The hours passed and eventually I approached his new area to find what was easily the most adorable and depressing thing I’ve ever seen:

Patient Charts are Important

The hab-to-fish-hospital transformation had been complete and everyone, including myself, were concerned and hopeful for our Martian pet.

Before everyone went to bed, the medical staff made sure to double check all of the environmental controls. When asked about his tank light, we decided to turn it off.

“After all that, we don’t need him swimming towards the light.”

The End?

Admittedly, when I began this story, I didn’t know how it was going to end. Actually, I was pretty damn sure how it was going to end, but who wants to read a depressing story?

Now, the fight is still far from over.

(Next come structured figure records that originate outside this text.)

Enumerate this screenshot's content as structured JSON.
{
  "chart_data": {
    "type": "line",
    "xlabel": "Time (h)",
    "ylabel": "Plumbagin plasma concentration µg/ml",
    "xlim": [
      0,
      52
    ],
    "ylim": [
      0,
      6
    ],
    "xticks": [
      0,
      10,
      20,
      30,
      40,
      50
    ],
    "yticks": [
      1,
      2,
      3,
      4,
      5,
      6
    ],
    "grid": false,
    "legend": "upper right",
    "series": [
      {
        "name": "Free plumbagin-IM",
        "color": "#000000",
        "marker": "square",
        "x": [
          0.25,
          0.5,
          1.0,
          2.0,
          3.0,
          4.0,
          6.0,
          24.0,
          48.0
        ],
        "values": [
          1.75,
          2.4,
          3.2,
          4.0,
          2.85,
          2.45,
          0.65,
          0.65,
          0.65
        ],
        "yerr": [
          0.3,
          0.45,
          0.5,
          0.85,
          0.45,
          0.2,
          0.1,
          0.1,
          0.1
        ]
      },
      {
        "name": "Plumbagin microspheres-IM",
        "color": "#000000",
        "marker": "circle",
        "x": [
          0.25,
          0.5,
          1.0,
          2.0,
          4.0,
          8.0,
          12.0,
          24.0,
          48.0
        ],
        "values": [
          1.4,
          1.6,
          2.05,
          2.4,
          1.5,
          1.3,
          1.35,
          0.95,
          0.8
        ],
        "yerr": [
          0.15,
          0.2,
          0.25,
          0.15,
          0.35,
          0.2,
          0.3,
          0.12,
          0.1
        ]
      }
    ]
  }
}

However, I am happy to report that little Master is looking quite improved. Carefully calibrated water and temperature changes seem to be doing the trick. He’s up and swimming around, no longer turning upside down or lethargically using his face as a battering ram. In the last two days, he’s seemed to be recovering and acting normal again. For a crew on Mars, even a pet fish can cause quite the emotional roller coaster.

After the first morning, I became much more hopeful. I leaned down and placed my hands on my knees so that I could look him in the eye.

“We will beat this. You WILL be a healthy Master Betta again.”

Humor is important in these situations.